Bill Gates Plans $50-Million Investment to Combat Alzheimer’s Disease
Bill Gates plans to invest $50 million in the Dementia Discovery Fund (DDF), a private fund working to diversify the clinical pipeline and identify new targets for treating Alzheimer’s disease.
Gates is making the investment through his personal funds instead of his charitable foundation, the Bill & Melinda Gates Foundation.
Gates says Alzheimer’s care costs represent one of the fastest growing burdens on healthcare systems in developed countries. “A person with Alzheimer’s or another form of dementia spends five times more every year out-of-pocket on healthcare than a senior without a neurodegenerative condition,” he said on his blog, Gates Notes.
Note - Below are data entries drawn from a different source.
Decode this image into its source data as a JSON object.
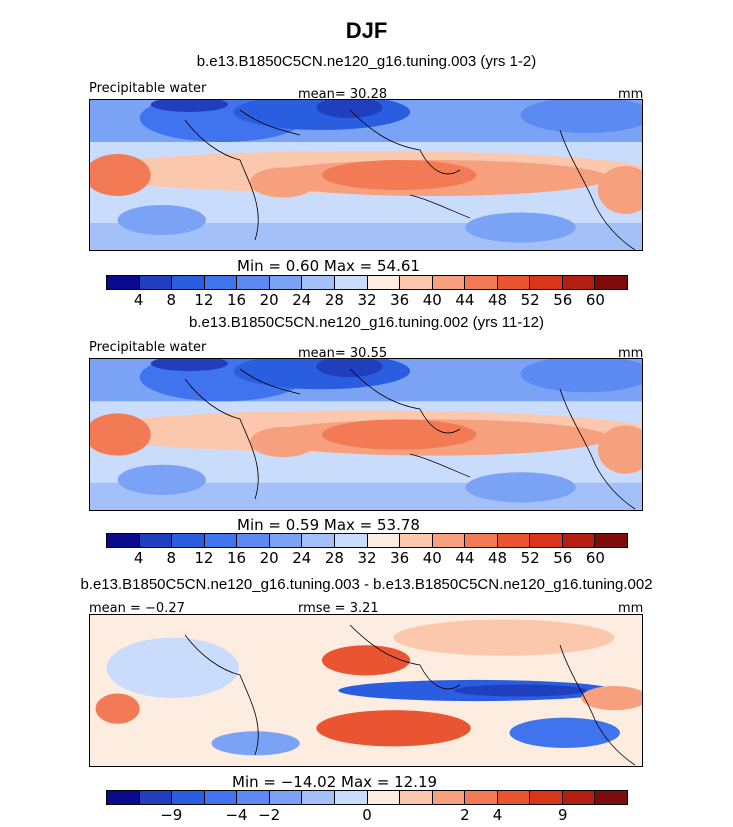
{
  "title": "DJF",
  "panels": [
    {
      "title": "b.e13.B1850C5CN.ne120_g16.tuning.003 (yrs 1-2)",
      "left_label": "Precipitable water",
      "center_label": "mean=  30.28",
      "right_label": "mm",
      "minmax": "Min =    0.60  Max =   54.61",
      "field": "abs"
    },
    {
      "title": "b.e13.B1850C5CN.ne120_g16.tuning.002 (yrs 11-12)",
      "left_label": "Precipitable water",
      "center_label": "mean=  30.55",
      "right_label": "mm",
      "minmax": "Min =    0.59  Max =   53.78",
      "field": "abs"
    },
    {
      "title": "b.e13.B1850C5CN.ne120_g16.tuning.003 - b.e13.B1850C5CN.ne120_g16.tuning.002",
      "left_label": "mean =  −0.27",
      "center_label": "rmse =    3.21",
      "right_label": "mm",
      "minmax": "Min =  −14.02  Max =   12.19",
      "field": "diff"
    }
  ],
  "chart_data": [
    {
      "type": "heatmap",
      "title": "b.e13.B1850C5CN.ne120_g16.tuning.003 (yrs 1-2)",
      "variable": "Precipitable water",
      "units": "mm",
      "mean": 30.28,
      "min": 0.6,
      "max": 54.61,
      "colorbar_ticks": [
        4,
        8,
        12,
        16,
        20,
        24,
        28,
        32,
        36,
        40,
        44,
        48,
        52,
        56,
        60
      ],
      "colorbar_colors": [
        "#0a0a8c",
        "#1f3fbf",
        "#2a5ee0",
        "#3f74ee",
        "#5a8af2",
        "#7aa3f6",
        "#a3c0f9",
        "#cadcfb",
        "#fdece0",
        "#fbc7ad",
        "#f7a07e",
        "#f27a55",
        "#ea5531",
        "#d8351a",
        "#b31e10",
        "#7e0c0a"
      ]
    },
    {
      "type": "heatmap",
      "title": "b.e13.B1850C5CN.ne120_g16.tuning.002 (yrs 11-12)",
      "variable": "Precipitable water",
      "units": "mm",
      "mean": 30.55,
      "min": 0.59,
      "max": 53.78,
      "colorbar_ticks": [
        4,
        8,
        12,
        16,
        20,
        24,
        28,
        32,
        36,
        40,
        44,
        48,
        52,
        56,
        60
      ],
      "colorbar_colors": [
        "#0a0a8c",
        "#1f3fbf",
        "#2a5ee0",
        "#3f74ee",
        "#5a8af2",
        "#7aa3f6",
        "#a3c0f9",
        "#cadcfb",
        "#fdece0",
        "#fbc7ad",
        "#f7a07e",
        "#f27a55",
        "#ea5531",
        "#d8351a",
        "#b31e10",
        "#7e0c0a"
      ]
    },
    {
      "type": "heatmap",
      "title": "b.e13.B1850C5CN.ne120_g16.tuning.003 - b.e13.B1850C5CN.ne120_g16.tuning.002",
      "units": "mm",
      "mean": -0.27,
      "rmse": 3.21,
      "min": -14.02,
      "max": 12.19,
      "colorbar_ticks": [
        -9,
        -4,
        -2,
        0,
        2,
        4,
        9
      ],
      "colorbar_colors": [
        "#0a0a8c",
        "#1f3fbf",
        "#2a5ee0",
        "#3f74ee",
        "#5a8af2",
        "#7aa3f6",
        "#a3c0f9",
        "#cadcfb",
        "#fdece0",
        "#fbc7ad",
        "#f7a07e",
        "#f27a55",
        "#ea5531",
        "#d8351a",
        "#b31e10",
        "#7e0c0a"
      ]
    }
  ]
}
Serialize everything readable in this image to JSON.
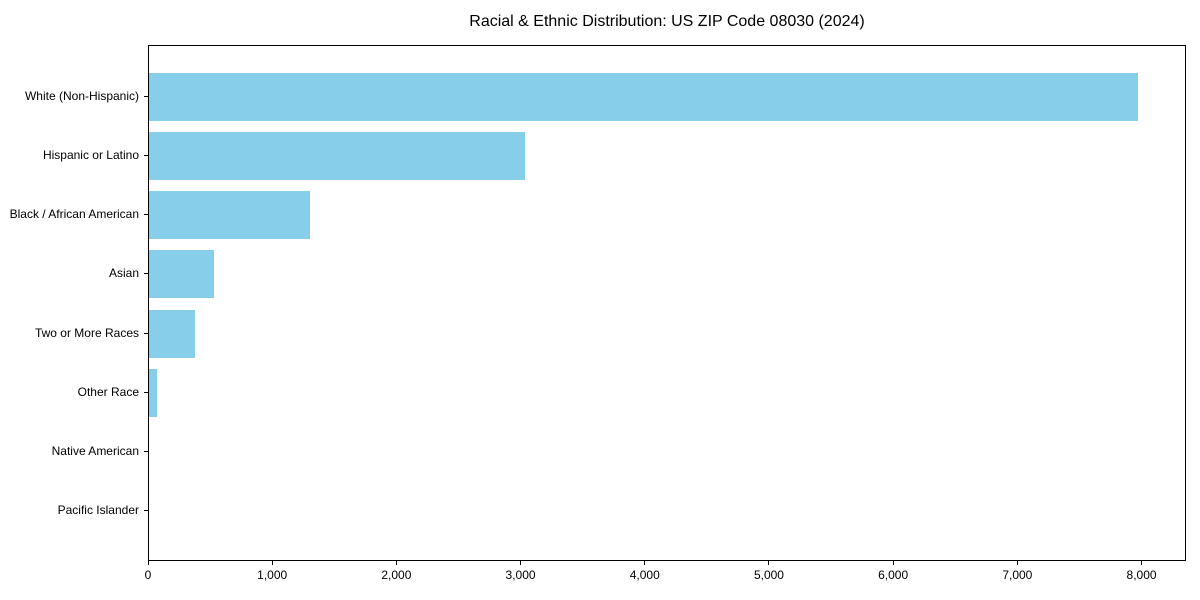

He cited data from the Alzheimer’s Association that projects that Americans will spend $259 billion caring for those with Alzheimer’s and other dementias in 2017.
He explained how the work of the DDF will complement current research. “Most of the major pharmaceutical companies continue to pursue the amyloid and tau pathways,” Gates said in a statement on his blog, “DDF complements their work by supporting startups as they explore less mainstream approaches to treating dementia.”
Gates says in order to alter the course of Alzheimer’s disease, scientists need to better understand how the disease unfolds, detect and diagnose the disease earlier, have more approaches to stopping the disease, make it easier to get people enrolled in clinical trials, and use data better, including compiling this data in a common form to get a better sense of how the disease progresses, how that progression is determined by gender and age, and how genetics determines the likelihood of getting Alzheimer’s disease.